Un navire peut être envahi de passagers clandestins. Plus grave, il peut arriver que parmi les gens de mer, au sein de l’équipage, il y ait des étrangers, ou des traîtres, qui agissent au service de navires ennemis, ou même en pirates. Il faut alors une épuration. C’est arrivé régulièrement dans l’histoire de France. La dernière épuration remonte à 1944, elle a duré dix ans, mais le XIXe siècle en a été ponctué et l’on pourrait remonter jusqu’au XVIe. C’est une constante. En de tels cas les corps constitués sont animés de violents soubresauts. Ce sont des purges. Elles sont indispensables à la bonne continuation de la navigation. Un autre danger, à bord, ce sont les maladies. Il en est de virales. Il existe même des virus mentaux susceptibles d’attaquer passagers et équipage, pour leur faire perdre la raison. En ce cas aussi, il faut traiter.
Le capitaine
Intermédiaire entre les gens de terre et les gens de mer, entre l’armateur propriétaire de la cargaison et les corps constitués, nous avons le capitaine. Il a un contrat avec l’armateur. L’armateur est le commendator et le capitaine est le tractator. Le capitaine engage par ailleurs son équipage. On l’appelle le magister navis, et les anglais ont une expression très parlante pour le désigner : ship’s husband. L’époux du navire. De même un évêque est l’époux de l’Église ou un Prince l’époux de la République. Ici, il y a deux conceptions, selon que l’on confie ce rôle à un seul ou à plusieurs, à un monarque ou à une assemblée. L’un comme l’autre pourra prétendre avoir reçu mandat de Dieu, de la Nation ou des deux. Le mandat de la Nation n’a pas de raison d’être plus crédible que le mandat de Dieu. Un corps de prêtres peut facilement faire parler Dieu dans son intérêt, tout comme le corps des journalistes peut manipuler l’opinion publique.

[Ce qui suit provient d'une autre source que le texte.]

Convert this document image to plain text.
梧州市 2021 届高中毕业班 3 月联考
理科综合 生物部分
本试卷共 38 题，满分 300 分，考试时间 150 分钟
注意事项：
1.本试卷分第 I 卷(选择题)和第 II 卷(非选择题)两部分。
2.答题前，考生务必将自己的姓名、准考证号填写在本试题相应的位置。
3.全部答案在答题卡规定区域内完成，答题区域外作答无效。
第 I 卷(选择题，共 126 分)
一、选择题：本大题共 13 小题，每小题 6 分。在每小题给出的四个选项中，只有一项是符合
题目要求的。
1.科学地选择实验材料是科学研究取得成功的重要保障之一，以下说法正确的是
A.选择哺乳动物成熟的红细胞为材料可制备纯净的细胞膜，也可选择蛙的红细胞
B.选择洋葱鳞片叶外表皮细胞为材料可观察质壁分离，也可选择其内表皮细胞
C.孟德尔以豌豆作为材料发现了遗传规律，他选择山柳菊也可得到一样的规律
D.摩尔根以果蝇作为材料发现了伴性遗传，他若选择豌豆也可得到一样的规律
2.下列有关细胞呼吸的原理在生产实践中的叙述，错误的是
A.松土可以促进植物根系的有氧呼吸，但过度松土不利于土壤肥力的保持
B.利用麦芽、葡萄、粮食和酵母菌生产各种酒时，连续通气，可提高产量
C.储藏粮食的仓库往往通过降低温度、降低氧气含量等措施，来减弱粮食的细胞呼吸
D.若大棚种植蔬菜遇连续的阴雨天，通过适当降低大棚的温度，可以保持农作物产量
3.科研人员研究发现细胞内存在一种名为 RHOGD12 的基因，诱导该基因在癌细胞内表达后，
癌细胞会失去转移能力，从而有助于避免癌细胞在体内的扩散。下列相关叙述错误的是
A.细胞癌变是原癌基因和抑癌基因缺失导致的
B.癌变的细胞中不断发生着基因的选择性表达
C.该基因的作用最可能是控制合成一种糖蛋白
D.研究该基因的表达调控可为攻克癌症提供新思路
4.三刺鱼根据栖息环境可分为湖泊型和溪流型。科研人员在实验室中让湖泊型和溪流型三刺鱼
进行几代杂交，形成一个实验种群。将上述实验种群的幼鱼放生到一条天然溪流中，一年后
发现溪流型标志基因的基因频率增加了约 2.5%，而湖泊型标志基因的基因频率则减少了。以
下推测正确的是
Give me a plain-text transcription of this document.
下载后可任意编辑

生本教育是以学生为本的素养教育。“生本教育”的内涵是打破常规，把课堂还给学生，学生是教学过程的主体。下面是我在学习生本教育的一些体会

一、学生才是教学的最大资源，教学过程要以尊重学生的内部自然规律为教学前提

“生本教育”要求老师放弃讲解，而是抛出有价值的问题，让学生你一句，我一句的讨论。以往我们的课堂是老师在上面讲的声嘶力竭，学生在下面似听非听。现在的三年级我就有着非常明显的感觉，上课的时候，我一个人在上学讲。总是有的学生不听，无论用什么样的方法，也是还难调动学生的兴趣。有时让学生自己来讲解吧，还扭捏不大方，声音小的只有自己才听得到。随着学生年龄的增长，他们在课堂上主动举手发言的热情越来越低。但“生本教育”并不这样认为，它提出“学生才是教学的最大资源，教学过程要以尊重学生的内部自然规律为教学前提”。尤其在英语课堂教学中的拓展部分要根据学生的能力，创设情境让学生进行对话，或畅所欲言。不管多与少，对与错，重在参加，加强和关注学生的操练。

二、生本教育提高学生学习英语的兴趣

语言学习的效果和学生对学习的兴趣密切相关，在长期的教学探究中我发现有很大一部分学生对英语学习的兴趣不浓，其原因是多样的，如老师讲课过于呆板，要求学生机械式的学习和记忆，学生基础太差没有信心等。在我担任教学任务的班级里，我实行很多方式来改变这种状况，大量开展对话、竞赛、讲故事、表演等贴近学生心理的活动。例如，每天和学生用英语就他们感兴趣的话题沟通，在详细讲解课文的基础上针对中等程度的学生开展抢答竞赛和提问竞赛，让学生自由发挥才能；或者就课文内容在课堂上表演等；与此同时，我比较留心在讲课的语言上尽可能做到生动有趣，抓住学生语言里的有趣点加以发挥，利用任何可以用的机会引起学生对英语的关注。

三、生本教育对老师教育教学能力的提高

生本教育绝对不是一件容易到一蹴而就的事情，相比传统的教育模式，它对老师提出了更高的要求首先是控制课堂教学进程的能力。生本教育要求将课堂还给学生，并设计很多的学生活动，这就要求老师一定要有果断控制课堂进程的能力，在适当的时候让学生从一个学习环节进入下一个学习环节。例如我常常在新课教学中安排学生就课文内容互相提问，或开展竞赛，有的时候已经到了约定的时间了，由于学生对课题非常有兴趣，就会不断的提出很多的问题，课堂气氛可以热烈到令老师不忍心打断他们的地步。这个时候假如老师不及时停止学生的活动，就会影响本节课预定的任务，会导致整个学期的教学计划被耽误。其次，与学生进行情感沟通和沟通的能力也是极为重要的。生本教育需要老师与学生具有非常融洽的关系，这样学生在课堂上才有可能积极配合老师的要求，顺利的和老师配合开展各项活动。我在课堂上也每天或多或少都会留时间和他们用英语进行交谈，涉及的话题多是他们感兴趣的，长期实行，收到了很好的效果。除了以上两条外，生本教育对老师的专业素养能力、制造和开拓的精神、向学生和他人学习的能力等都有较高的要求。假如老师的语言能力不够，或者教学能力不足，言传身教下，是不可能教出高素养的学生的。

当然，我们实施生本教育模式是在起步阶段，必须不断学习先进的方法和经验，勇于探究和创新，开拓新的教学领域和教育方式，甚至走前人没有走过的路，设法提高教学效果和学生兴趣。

Dans une conception légaliste, le mandat ne provient pas de lettres ou de votes, du suffrage universel ou de l’élection par le sang. Il provient de la réalité des faits. Celui qui maintient l’ordre, concrètement, est par cela seul supposé avoir reçu mandat. La légalité est sa propre légitimité. Peu importent les questions constitutionnelles. Ce qui compte, c’est de sauver le navire du naufrage. Cela vaut toutes les légitimités. L’incapacité à maintenir l’ordre, le fait de conduire la nation au désastre valent toutes les procédures de destitution. Au contraire, sauver la République lorsqu’elle en danger se passe de tous les référendums.